Changing print functions into a logging call in Python
More than once in my career I've been consulting on a Python project that does logging via print
s.
A great first step is to start to introduce proper logging into a project in an incremental way.
For example you could overwrite the built in print
function to add a logging call to it if you have to deal with a large number of print
s that are de-facto logging calls.
import builtins
import logging
logger = logging.getLogger(__name__)
def logging_print(*args, **kwargs):
logger.debug(args)
builtins.print(*args, **kwargs)
print = logging_print
Incidentally this is one of the reasons why it's good that print is now a function rather than a statement since it allows exactly this behavior to be possible.
Logging
So print statements have some downsides, notably it's hard to control the levels of information that comes out of them since you really only have 2 options:
- Print the message
- Don't print the message
Sometimes you start seeing people prefix messages with a severity level and a timestamp and other file writing utilities, but eventually when you start adding all those features you really are just getting a defacto logging framework.

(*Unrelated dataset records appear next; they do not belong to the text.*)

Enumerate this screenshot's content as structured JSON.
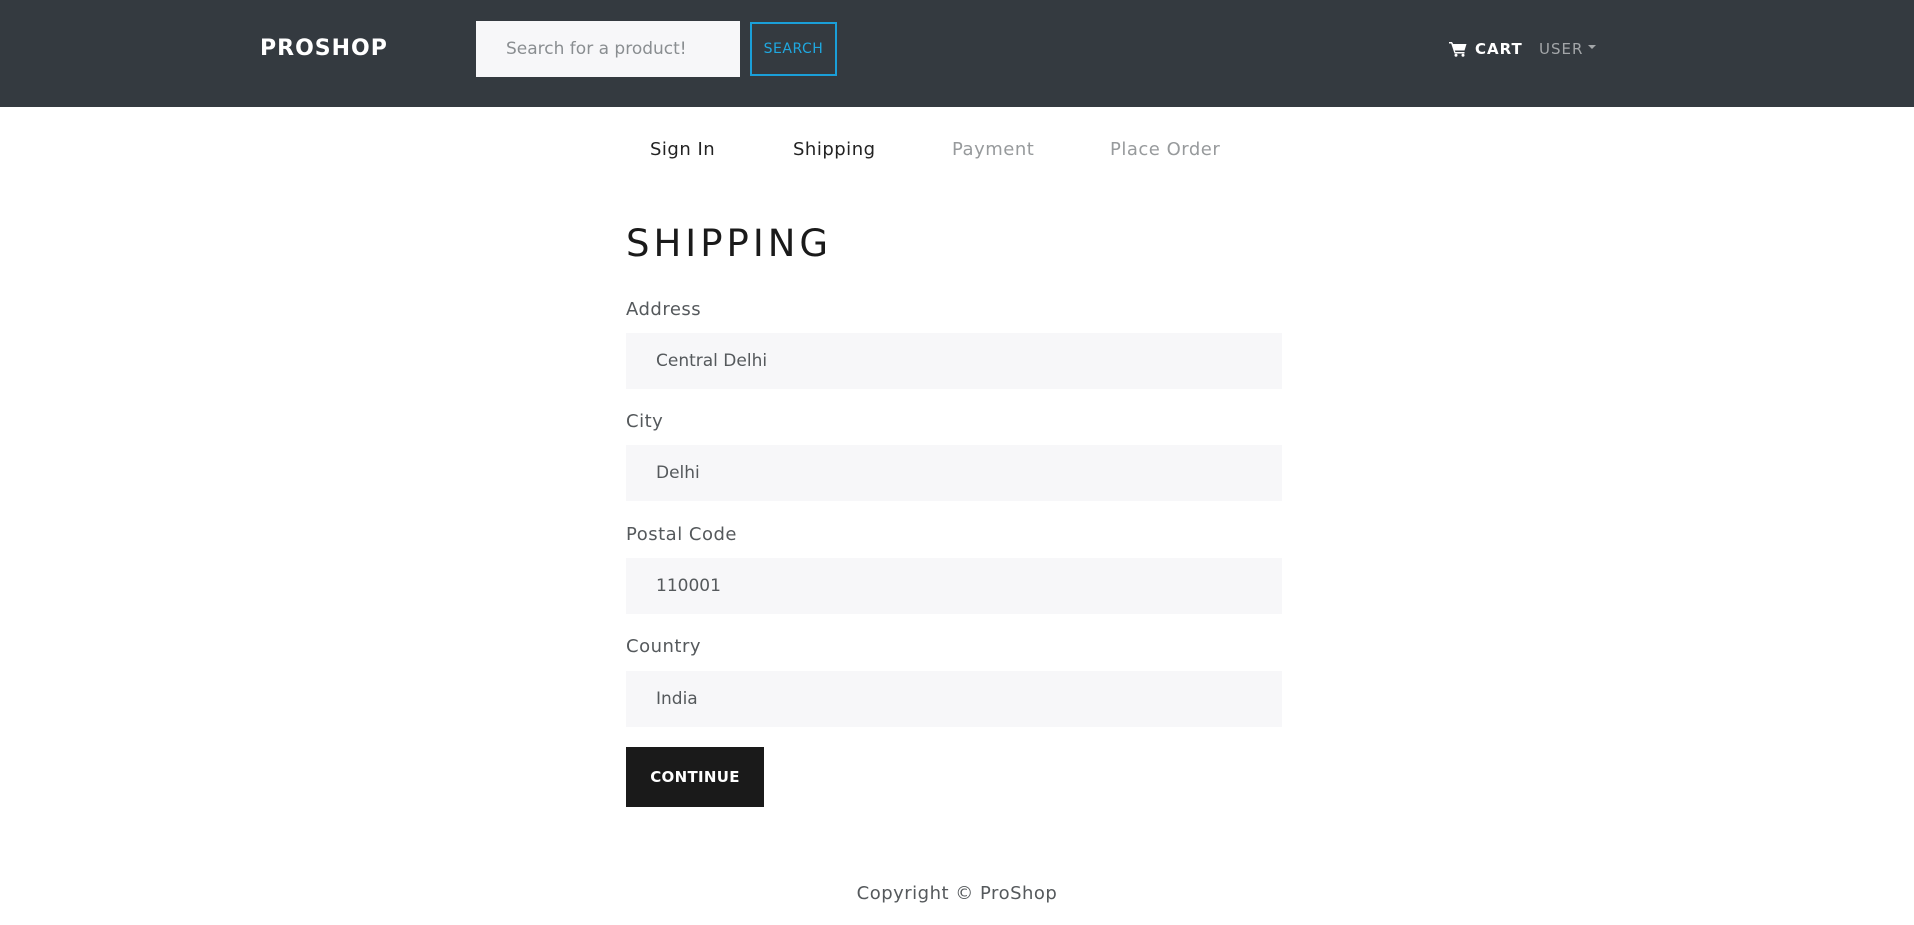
{
  "header": {
    "brand": "PROSHOP",
    "search": {
      "placeholder": "Search for a product!",
      "value": "",
      "button_label": "SEARCH"
    },
    "cart": {
      "label": "CART",
      "icon": "cart-icon"
    },
    "user_menu": {
      "label": "USER",
      "icon": "caret-down-icon"
    }
  },
  "steps": [
    {
      "label": "Sign In",
      "state": "enabled"
    },
    {
      "label": "Shipping",
      "state": "enabled"
    },
    {
      "label": "Payment",
      "state": "disabled"
    },
    {
      "label": "Place Order",
      "state": "disabled"
    }
  ],
  "form": {
    "title": "SHIPPING",
    "fields": {
      "address": {
        "label": "Address",
        "value": "Central Delhi"
      },
      "city": {
        "label": "City",
        "value": "Delhi"
      },
      "postal_code": {
        "label": "Postal Code",
        "value": "110001"
      },
      "country": {
        "label": "Country",
        "value": "India"
      }
    },
    "submit_label": "CONTINUE"
  },
  "footer": {
    "text": "Copyright © ProShop"
  },
  "colors": {
    "navbar": "#343a40",
    "accent": "#1a9fd9",
    "input_bg": "#f7f7f9",
    "primary_button": "#1a1a1a"
  }
}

One of the best things about logging is that you can have different levels of severity for messages. There's more than one situation that calls for displaying some output from the runtime of code, for example when you ar developing a new feature you may wish to put a large number of logging calls in so you can get a good understanding of what's happening in your code as you are writing it. This is the sort of logging that is done for the benefit of the developer when developing new code, in these development cases you are often wanting a large amount of highly localized output. Take for contrast the case when you are trying to debug some issue that occurs in production you may wish to have a very different set of information presented to you, you want to know about anything that could have been more serious than a warning or anything thats an error, regardless of where it came up. Being able to filter based on severity will allow you to narrow in on problems in a far more directed manner and in the critical moments where you are trying to debug an important serious issue it's great to be able to remove all the debug and development related logging from your output as this greatly improves the signal vs noise.

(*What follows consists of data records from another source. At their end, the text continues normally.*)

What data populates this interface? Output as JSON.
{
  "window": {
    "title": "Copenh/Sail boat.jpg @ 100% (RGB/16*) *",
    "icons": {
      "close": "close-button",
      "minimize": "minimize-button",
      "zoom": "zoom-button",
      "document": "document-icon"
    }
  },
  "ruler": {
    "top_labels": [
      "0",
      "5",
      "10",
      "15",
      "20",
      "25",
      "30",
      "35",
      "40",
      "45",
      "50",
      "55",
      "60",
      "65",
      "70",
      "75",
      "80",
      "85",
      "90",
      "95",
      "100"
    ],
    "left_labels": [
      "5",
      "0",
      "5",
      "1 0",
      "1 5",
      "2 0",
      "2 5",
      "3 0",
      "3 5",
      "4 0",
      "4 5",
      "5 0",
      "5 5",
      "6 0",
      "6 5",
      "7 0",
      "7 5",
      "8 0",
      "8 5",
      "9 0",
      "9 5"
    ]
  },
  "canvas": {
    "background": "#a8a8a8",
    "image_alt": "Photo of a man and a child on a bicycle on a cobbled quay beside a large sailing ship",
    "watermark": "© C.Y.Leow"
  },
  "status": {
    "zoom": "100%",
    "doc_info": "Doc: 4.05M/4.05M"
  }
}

The other thing that this allows you to do is to much more accurately get a sense of timing, good logging will allow you to see not just what happened but when it happened.
Interactive shells
Dropping into a debugging shell is a great way of being able to determine what has gone wrong. I have a whole article about interactive shells in Python here, the main distinction is between local vs remote shells.
Most major languages have a debugging utility that will allow you to interactively step though the execution of code. This is a very powerful way to see what the state is in the code that's being executed.
Performance profiling
Some code may do things like hang due to poor performance or non termination of a call.

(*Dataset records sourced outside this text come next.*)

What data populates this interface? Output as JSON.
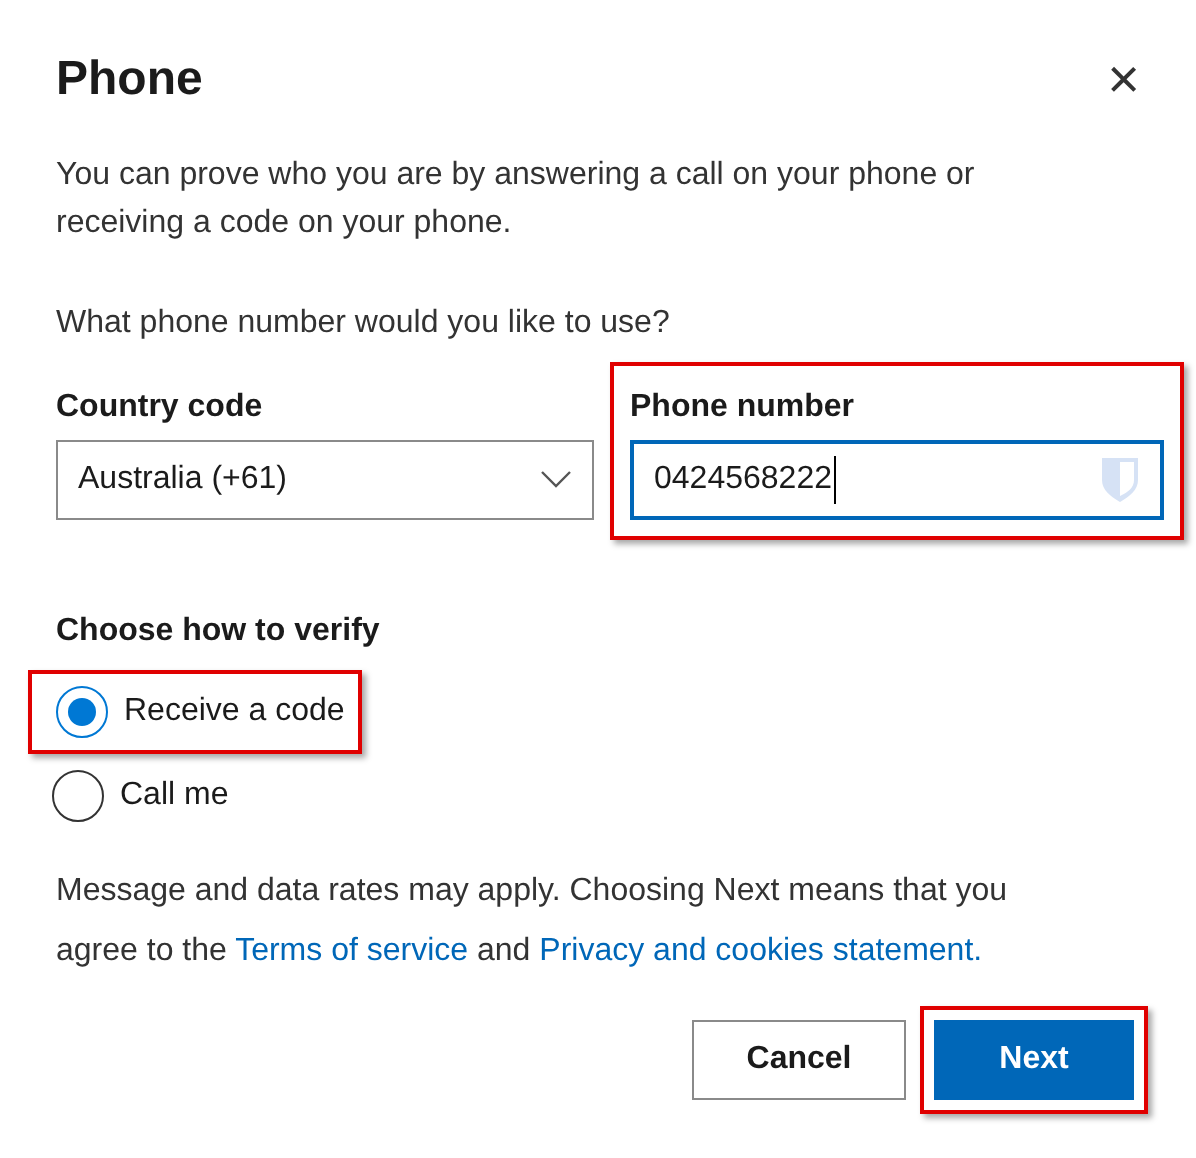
{
  "dialog": {
    "title": "Phone",
    "close": "×"
  },
  "intro": "You can prove who you are by answering a call on your phone or receiving a code on your phone.",
  "question": "What phone number would you like to use?",
  "country": {
    "label": "Country code",
    "value": "Australia (+61)",
    "highlighted": false
  },
  "phone": {
    "label": "Phone number",
    "value": "0424568222",
    "highlighted": true
  },
  "verify": {
    "label": "Choose how to verify",
    "options": [
      {
        "label": "Receive a code",
        "selected": true,
        "highlighted": true
      },
      {
        "label": "Call me",
        "selected": false,
        "highlighted": false
      }
    ]
  },
  "consent": {
    "before": "Message and data rates may apply. Choosing Next means that you agree to the",
    "link_1": "Terms of service",
    "between": "and",
    "link_2": "Privacy and cookies statement."
  },
  "buttons": [
    {
      "label": "Cancel",
      "kind": "secondary",
      "highlighted": false
    },
    {
      "label": "Next",
      "kind": "primary",
      "highlighted": true
    }
  ]
}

These sorts of bugs are quite distinct from the ones that will crash the execution and may not even be detectable via static analysis tools.
For example you might have situations where going from a algorithm that's O(n * log n)
to O(n^2)
can make the code stall for an extremely long time.
There's a few ways in which you can debug these type of problems.
Statistical profiling is one way that you can get a sense of where the time is spent executing and example of this is gprof
.
There's other profiling that looks at the call stack and can give you a sense of which functions are calling which other functions.